Spaced out

Recently, three Apollo-era astronauts, including the first man to walk on the Moon, attacked the new program of space exploration proposed by the Obama administration.  They contend that terminating the Constellation program to build a new rocket for carrying Americans into space is wrong, and that the proposed reliance on private space companies to send astronauts into space is flawed and unworkable.

The United States is on the brink of an abyss, a time when there is no American spacecraft to carry our astronauts to their work.  This happened before, during the 1970’s and early 1980’s, between the Apollo spacecraft and the space shuttle.  The space shuttle is being grounded, because NASA does not have enough money to fly it and to do anything else.  The costs have not increased, the money that Congress gives the agency every year has stagnated, and inflation has reduced the ability of the dollars to buy what they used to.

When President Bush announced the Constellation program, it was expected that the new rocket would be ready by 2015, so there would only be a 4 year gap in our space faring ability.  But, because of the new kind of rocket that is to be used in the Constellation program, delays have mounted, and the earliest that it would carry people into orbit had been pushed back to 2018.  Plus, the capsule that was supposed to ride the new rocket into space, the Orion, had been too heavy to begin with, and so the number of people it was supposed to carry shrank from 5 to 3.

The Constellation program had become so expensive that NASA was considering shutting down the International Space Station 5 years early to free up money for Constellation, something which our partners in the space station were not likely to agree to.  NASA was proposing to build a rocket that would have nowhere to go, at least until the year 2020, when a new, larger rocket was supposed to make it possible for people to go to the Moon.  But there had been no money in the budget for developing the equipment needed to explore the Moon, so we would again have a rocket with nowhere to go.
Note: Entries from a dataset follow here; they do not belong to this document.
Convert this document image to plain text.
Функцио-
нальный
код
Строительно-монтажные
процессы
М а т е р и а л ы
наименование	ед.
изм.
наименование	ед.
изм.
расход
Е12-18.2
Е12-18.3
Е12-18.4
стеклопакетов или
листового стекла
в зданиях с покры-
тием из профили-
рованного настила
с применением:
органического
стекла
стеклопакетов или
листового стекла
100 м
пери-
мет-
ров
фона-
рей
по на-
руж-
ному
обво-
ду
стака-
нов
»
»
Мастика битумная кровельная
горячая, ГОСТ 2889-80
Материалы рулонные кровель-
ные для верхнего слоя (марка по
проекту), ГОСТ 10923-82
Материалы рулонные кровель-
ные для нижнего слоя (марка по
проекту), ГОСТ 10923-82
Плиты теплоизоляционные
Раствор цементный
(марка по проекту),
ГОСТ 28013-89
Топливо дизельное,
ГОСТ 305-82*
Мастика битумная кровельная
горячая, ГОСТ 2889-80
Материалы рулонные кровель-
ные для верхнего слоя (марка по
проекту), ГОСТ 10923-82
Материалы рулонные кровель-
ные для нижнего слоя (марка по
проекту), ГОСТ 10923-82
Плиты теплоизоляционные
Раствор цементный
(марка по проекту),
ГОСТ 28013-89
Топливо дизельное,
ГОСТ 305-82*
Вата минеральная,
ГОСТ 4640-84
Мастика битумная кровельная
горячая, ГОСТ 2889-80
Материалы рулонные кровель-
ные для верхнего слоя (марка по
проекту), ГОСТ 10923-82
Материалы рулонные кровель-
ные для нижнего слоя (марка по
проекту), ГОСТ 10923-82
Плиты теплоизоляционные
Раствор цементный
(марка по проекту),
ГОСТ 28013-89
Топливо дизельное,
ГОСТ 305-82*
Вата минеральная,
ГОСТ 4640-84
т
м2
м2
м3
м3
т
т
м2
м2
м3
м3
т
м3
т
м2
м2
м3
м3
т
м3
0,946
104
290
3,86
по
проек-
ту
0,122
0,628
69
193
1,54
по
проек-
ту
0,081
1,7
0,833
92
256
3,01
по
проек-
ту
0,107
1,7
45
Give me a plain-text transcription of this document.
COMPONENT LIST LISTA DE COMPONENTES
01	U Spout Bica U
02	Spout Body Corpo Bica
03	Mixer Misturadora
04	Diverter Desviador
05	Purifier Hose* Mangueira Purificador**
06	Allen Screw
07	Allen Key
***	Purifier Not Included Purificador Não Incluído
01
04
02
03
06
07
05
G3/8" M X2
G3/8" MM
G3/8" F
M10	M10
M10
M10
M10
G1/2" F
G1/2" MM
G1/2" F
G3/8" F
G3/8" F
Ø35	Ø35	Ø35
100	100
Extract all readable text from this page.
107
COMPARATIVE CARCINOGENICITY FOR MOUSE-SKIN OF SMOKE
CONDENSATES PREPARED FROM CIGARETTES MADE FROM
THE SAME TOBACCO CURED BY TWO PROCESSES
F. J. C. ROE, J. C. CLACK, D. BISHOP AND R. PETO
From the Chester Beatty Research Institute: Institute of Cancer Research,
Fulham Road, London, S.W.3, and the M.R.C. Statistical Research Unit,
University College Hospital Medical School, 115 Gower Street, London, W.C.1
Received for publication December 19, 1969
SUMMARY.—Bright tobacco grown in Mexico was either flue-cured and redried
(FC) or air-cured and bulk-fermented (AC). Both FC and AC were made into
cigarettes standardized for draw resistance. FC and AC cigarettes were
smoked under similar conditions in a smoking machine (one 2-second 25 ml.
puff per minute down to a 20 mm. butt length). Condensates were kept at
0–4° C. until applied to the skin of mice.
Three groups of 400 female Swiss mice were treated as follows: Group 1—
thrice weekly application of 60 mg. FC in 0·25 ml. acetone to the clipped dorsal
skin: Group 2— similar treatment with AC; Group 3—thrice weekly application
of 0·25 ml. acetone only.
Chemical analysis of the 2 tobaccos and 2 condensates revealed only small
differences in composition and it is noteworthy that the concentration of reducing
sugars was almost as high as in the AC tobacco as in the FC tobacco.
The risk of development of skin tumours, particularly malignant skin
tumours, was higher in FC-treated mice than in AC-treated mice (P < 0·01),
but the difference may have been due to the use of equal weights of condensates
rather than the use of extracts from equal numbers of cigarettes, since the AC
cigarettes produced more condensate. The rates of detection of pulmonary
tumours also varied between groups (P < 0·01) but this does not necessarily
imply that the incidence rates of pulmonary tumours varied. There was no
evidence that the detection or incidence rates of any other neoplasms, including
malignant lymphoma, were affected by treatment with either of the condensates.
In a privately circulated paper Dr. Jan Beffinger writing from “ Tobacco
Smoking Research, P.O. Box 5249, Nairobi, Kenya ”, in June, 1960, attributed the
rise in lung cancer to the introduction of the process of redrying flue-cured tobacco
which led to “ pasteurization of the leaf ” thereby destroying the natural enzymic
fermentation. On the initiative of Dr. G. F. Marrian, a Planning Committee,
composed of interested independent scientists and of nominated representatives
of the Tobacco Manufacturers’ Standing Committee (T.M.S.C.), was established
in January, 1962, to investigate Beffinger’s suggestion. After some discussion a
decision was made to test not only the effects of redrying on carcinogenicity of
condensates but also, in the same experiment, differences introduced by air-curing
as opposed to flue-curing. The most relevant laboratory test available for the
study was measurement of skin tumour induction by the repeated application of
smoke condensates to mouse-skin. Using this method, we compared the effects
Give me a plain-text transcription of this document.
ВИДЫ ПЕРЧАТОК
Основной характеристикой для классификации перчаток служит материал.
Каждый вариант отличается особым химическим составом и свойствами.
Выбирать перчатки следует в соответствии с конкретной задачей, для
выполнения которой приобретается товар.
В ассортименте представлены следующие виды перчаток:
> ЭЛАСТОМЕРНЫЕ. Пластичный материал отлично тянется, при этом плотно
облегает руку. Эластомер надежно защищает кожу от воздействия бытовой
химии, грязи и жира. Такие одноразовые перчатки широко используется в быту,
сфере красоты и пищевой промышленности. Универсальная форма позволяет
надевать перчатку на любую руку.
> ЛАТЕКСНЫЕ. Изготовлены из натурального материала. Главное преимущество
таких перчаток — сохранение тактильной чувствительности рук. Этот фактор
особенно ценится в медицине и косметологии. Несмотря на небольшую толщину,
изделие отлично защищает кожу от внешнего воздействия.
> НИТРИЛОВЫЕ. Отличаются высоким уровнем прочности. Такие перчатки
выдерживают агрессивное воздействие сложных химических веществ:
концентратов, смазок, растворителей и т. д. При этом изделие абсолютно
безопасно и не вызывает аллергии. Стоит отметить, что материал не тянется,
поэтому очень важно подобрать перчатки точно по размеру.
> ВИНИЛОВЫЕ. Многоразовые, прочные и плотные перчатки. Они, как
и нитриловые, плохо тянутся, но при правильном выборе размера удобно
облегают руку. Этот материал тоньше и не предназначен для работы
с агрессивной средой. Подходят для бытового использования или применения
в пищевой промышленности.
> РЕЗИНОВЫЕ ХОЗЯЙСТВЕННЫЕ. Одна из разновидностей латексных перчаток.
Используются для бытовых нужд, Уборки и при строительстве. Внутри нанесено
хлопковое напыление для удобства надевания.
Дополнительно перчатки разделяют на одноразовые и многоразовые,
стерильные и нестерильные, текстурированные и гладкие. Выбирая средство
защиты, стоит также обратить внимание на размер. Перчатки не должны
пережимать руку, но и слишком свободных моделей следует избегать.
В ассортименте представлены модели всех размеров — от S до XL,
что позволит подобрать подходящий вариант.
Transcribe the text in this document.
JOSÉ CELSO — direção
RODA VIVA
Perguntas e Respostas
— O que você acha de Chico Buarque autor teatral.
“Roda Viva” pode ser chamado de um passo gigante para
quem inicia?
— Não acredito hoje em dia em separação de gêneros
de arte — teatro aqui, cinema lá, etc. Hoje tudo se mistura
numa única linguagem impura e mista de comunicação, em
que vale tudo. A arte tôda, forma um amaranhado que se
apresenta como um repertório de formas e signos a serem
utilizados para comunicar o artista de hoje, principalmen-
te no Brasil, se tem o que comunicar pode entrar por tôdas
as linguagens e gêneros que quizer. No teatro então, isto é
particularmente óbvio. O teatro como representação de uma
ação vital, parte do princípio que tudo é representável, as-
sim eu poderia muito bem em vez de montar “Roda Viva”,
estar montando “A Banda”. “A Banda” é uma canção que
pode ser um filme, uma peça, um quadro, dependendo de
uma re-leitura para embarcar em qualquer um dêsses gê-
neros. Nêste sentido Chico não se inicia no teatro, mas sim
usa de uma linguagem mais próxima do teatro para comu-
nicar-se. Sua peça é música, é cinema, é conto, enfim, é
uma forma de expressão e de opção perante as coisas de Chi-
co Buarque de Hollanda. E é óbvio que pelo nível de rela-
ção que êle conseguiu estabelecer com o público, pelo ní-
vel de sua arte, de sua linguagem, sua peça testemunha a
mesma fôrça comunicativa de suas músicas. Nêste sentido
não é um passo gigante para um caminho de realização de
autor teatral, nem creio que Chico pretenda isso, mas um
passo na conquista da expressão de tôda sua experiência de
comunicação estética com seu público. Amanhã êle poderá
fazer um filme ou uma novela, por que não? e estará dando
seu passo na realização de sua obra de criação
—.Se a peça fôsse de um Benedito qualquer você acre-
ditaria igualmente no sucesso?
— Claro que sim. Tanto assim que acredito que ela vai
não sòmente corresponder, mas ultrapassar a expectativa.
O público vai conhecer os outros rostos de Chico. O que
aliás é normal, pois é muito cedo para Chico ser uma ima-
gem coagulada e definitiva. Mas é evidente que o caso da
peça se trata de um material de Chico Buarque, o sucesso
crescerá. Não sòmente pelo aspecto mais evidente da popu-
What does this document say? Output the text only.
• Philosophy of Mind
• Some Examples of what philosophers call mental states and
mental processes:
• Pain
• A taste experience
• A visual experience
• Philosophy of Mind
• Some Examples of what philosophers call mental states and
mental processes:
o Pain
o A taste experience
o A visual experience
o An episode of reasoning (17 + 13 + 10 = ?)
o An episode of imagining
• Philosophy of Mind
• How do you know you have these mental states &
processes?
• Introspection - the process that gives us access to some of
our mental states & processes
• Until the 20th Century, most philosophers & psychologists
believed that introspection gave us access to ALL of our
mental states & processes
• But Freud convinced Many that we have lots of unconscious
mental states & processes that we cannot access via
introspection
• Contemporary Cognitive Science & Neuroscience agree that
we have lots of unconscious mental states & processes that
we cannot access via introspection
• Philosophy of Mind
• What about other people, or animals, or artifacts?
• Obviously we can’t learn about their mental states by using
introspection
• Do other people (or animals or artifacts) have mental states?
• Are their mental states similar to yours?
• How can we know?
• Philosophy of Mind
What the three Apollo astronauts did not say was that we are not spending enough on space exploration.  They avoided mentioning budgets, and focused on prestige and scientific standing.  But the sad fact is that we are losing our ability to go into space, unless we reconsider the decision to stop flying the space shuttle.  The Constellation program would not have solved that problem, because there would still have been nowhere to send the rockets once they were finally built.  Our current budget for manned space exploration, including development of new spacecraft, is about 7 billion dollars.  We could double that amount and still not approach what we spend on the War on Drugs, for instance.

Without space, the prospects for the human race are bleak, because we will be trapped in a petri dish, stuck in a closed system, more and more of us competing for a finite amount of resources.  Without space, our consumption of energy will eventually destroy our environment.  Without space, the pie that everyone wants a bigger piece of cannot grow.